Especially when forwarding to other portals, it is important not to have to specify fixed times. Without "floating" time data, we will often have incorrect time metadata.

bertvannuffelen commented 3 years ago

@jze, I tagged it as won't fix because there will be no resolution in the near future in DCAT-AP. If you believe this should be future work, I will tag it as that.

bertvannuffelen commented 3 years ago

On your sentence:

Now there is no way to express these records DCAT-AP compliant.

I think you want to say that "I have no formal way to express that only the data of the last days is available".

Note that a landingspage in which you explain to the potential reuser this situation, is always possible.

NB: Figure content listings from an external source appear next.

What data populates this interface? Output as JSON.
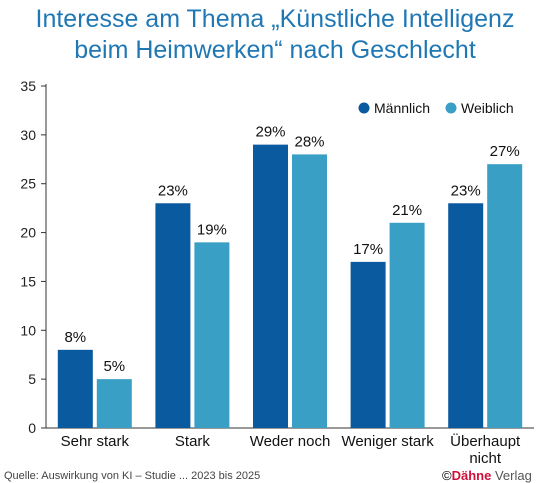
{
  "title_line1": "Interesse am Thema „Künstliche Intelligenz",
  "title_line2": "beim Heimwerken“ nach Geschlecht",
  "source": "Quelle: Auswirkung von KI – Studie ... 2023 bis 2025",
  "logo_symbol": "©",
  "logo_brand": "Dähne",
  "logo_suffix": " Verlag",
  "colors": {
    "maennlich": "#0a5a9f",
    "weiblich": "#3a9fc4",
    "axis": "#333333",
    "grid": "#222222"
  },
  "chart_data": {
    "type": "bar",
    "title": "Interesse am Thema „Künstliche Intelligenz beim Heimwerken“ nach Geschlecht",
    "xlabel": "",
    "ylabel": "",
    "ylim": [
      0,
      35
    ],
    "yticks": [
      0,
      5,
      10,
      15,
      20,
      25,
      30,
      35
    ],
    "grid": false,
    "legend": "top-right",
    "categories": [
      "Sehr stark",
      "Stark",
      "Weder noch",
      "Weniger stark",
      "Überhaupt nicht"
    ],
    "category_lines": [
      [
        "Sehr stark"
      ],
      [
        "Stark"
      ],
      [
        "Weder noch"
      ],
      [
        "Weniger stark"
      ],
      [
        "Überhaupt",
        "nicht"
      ]
    ],
    "series": [
      {
        "name": "Männlich",
        "values": [
          8,
          23,
          29,
          17,
          23
        ],
        "labels": [
          "8%",
          "23%",
          "29%",
          "17%",
          "23%"
        ]
      },
      {
        "name": "Weiblich",
        "values": [
          5,
          19,
          28,
          21,
          27
        ],
        "labels": [
          "5%",
          "19%",
          "28%",
          "21%",
          "27%"
        ]
      }
    ]
  }
}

Especially when forwarding to other portals, it is important not to have to specify fixed times. Without "floating" time data, we will often have incorrect time metadata.

As mentioned in my previous answer, you could explore temporal expressions e.g. build from OWLTime. But no guarantee this allows to express this.

To a certain level, your usecase is similar as legal information. Before the existence of ODRL, there was no other way to express legal information as in a document. In your usecase there must be a formal language (suggestion OWLTime) that is able to express the situation and then it is easy to adopt it in DCAT-AP.